I may not have been clear. I love Siouxsie and like a lot of the Cure, Bauhaus, Killing Joke, etc.---I like a lot of bands that tend to get called "proto-Goth" I guess. But I've never once had a moment where I felt compelled to wear all black or be self-dramatic in that way. I guess I've never felt participatory in the ephemeral "culture" of any musical sub-genre; I just like music too much.
 

k-punk

Spectres of Mark
Sorry haven't ignored this thread.... it had passed me by!

Thanks for kind words from everyone... much appreciated...

I did what I always do for long music posts, and try and get into what Tom Vague used to call method criticism... completely immerse myself in the albums for a week or two then kind of report 'from there'...

what stops Faith and Pornography being unbearable for me is Smith's Pop talent - you find yourself humming along to even the bleakest Pornography tracks...

As for the student canon - I'm not sure how far Faith and Pornography in particular have been assimilated into that ... The Top and everything after, for sure.... but Faith and Pornography make moping so cosmic, so inescapable that they're too extreme to become student disco e-zee listening fodder ...

No, didn't know that about 'all cats are grey' but it is one of their best tracks.... was thinking the other day actually how profoundly unsexual The Cure were, particularly on those three lps.

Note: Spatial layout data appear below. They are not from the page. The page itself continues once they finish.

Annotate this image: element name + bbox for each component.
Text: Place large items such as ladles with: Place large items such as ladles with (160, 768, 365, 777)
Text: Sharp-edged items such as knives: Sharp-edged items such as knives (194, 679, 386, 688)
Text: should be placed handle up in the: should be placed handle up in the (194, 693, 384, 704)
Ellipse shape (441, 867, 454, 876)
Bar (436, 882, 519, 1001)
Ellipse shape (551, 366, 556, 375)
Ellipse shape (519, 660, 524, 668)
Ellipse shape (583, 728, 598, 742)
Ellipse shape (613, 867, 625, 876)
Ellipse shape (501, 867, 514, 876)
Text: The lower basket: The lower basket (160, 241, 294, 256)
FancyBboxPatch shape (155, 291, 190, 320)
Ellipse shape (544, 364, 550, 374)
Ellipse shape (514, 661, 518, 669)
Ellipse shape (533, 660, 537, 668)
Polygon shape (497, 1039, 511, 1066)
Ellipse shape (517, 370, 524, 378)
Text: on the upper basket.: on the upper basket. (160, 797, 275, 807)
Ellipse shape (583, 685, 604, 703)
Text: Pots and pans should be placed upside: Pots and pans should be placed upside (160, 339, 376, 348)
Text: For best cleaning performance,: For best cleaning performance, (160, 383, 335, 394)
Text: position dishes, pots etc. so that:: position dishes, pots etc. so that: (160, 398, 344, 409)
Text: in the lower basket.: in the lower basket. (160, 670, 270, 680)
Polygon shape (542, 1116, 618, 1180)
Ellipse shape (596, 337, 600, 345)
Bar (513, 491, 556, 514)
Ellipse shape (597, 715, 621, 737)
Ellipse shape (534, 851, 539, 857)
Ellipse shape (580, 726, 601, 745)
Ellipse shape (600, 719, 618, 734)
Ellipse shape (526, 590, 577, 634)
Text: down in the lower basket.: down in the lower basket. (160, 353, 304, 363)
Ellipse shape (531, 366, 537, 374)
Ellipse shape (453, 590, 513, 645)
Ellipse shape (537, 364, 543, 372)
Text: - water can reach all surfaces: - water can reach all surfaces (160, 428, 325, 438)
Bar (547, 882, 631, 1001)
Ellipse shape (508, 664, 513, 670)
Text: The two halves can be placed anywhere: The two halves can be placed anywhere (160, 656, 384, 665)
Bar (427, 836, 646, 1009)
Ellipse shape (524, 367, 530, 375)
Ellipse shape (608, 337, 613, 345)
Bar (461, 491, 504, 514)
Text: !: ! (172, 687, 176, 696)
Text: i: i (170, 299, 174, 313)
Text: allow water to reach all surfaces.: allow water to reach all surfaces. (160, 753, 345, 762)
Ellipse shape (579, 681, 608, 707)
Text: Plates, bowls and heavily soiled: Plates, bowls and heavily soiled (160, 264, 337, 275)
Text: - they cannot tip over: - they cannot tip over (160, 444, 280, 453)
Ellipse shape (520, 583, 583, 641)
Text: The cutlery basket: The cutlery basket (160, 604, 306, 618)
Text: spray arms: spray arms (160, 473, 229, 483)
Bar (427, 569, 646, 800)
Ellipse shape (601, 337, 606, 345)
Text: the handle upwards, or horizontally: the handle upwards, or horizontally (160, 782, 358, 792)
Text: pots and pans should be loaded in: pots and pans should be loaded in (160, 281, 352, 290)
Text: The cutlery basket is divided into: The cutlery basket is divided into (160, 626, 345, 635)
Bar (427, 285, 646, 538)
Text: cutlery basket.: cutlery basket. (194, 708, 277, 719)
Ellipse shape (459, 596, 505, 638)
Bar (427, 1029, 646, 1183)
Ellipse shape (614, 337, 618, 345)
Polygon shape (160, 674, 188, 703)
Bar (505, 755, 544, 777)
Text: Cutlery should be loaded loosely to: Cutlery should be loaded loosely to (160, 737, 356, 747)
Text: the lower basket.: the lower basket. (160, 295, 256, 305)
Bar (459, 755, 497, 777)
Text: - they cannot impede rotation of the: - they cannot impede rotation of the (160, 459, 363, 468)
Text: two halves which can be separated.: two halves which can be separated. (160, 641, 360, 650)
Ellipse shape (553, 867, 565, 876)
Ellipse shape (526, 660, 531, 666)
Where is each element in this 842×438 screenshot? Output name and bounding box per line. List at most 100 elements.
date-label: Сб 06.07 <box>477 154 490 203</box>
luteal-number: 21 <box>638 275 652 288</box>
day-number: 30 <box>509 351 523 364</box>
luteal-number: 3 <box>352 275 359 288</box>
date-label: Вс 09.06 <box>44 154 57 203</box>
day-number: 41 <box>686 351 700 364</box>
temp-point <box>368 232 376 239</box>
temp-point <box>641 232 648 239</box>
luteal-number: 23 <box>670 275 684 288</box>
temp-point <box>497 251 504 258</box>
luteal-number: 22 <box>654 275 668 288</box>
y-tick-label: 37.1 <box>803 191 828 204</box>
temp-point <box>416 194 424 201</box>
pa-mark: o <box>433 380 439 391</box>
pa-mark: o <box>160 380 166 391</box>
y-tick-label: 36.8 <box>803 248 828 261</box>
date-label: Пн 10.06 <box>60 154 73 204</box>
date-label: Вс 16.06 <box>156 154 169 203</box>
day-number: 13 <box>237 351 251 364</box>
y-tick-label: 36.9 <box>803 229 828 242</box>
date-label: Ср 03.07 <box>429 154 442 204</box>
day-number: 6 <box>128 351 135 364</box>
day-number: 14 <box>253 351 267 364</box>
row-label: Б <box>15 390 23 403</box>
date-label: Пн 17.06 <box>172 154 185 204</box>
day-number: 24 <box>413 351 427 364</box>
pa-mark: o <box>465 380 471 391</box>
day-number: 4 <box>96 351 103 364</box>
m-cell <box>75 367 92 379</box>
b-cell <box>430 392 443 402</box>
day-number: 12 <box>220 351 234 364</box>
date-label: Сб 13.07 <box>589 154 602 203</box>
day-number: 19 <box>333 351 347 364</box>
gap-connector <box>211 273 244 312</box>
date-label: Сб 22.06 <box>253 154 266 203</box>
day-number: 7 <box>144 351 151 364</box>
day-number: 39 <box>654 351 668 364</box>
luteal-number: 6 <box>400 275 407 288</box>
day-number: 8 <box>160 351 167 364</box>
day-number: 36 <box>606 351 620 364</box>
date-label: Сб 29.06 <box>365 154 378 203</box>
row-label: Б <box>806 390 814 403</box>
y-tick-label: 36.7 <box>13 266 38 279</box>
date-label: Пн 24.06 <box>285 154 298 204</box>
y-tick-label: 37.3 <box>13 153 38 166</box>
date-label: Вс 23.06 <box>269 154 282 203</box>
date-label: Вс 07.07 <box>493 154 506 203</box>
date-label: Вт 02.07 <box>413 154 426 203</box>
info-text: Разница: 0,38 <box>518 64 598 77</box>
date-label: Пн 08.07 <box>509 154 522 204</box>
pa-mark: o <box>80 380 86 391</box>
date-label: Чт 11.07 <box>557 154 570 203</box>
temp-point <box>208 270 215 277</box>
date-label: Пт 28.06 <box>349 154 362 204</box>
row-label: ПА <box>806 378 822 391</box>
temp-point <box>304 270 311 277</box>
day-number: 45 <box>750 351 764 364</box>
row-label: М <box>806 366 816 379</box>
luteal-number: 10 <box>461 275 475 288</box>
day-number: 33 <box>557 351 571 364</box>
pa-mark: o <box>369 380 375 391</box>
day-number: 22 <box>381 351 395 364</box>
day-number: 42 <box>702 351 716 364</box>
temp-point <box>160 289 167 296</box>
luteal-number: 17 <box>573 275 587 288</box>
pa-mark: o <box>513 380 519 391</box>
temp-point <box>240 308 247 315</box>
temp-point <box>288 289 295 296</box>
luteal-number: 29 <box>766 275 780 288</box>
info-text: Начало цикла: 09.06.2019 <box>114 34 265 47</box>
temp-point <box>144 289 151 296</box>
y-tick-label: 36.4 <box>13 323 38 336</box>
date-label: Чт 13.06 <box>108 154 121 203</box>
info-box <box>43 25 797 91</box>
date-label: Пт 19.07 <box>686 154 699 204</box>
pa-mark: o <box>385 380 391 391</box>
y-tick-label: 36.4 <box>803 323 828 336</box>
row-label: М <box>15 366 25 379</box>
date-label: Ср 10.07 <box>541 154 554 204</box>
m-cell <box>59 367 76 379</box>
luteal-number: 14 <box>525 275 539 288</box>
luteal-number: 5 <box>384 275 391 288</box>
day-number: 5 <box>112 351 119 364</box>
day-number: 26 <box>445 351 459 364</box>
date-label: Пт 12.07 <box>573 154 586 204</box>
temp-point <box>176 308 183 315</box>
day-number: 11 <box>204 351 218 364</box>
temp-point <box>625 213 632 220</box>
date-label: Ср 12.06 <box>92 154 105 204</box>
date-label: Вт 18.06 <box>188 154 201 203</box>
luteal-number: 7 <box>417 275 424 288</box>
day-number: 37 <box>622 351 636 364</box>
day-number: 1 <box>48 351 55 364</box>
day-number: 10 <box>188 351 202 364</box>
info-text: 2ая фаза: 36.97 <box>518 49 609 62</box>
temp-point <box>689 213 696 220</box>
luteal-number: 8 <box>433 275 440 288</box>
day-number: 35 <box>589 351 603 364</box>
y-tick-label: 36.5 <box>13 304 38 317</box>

Their return to heallth is signified by a return to eroticism. Btw, while I have no particular affection for them, I think that the Cure's entryist New Pop-Late efforts are much better than New Order's (their mid eighties stuff is now painfully dated surely); also there seemed to come a point where NO were influenced by the Cure...

as for the suburbs: I'm with Bracewell there, they are the absolute backbone of english pop...
 

k-punk

Spectres of Mark
No but i heard that they played '100 Years' and that they were at their bleak best.

Has to be better than Razorlight and Snow Patrol, eh?

(Maybe it will be repeated on BBC Four?)
 

DJL

i'm joking
k-punk said:
No but i heard that they played '100 Years' and that they were at their bleak best.

Has to be better than Razorlight and Snow Patrol, eh?

(Maybe it will be repeated on BBC Four?)

I came back from a party I had DJ'd at that night which went mental and got back to the house around 1-2am a little bit high :) and when I turned on the TV The Cure were performing unbelievably. I was totally glued to the performance - would love to see it again.
 

10:02am

Active member
k-punk said:
Btw, while I have no particular affection for them, I think that the Cure's entryist New Pop-Late efforts are much better than New Order's (their mid eighties stuff is now painfully dated surely); also there seemed to come a point where NO were influenced by the Cure...

I find all of New Order's post-Power, Corruption, and Lies material incredibly dated too. Even their new records seem dated almost the moment they're released.
 

juliand

Well-known member
10:02am said:
I find all of New Order's post-Power, Corruption, and Lies material incredibly dated too. Even their new records seem dated almost the moment they're released.

I'd take the video mix of Perfect Kiss over the entire Cure catalog

I do have more use for some aspects of the later Cure than you seem to Mark--there's not much separating "Plainsong" from Bark Psychosis far as I can tell. Disintegration (at its best, which is only about half) is more than comfortable, its amniotic. Wasn't one of that era's b-sides called "Babble"?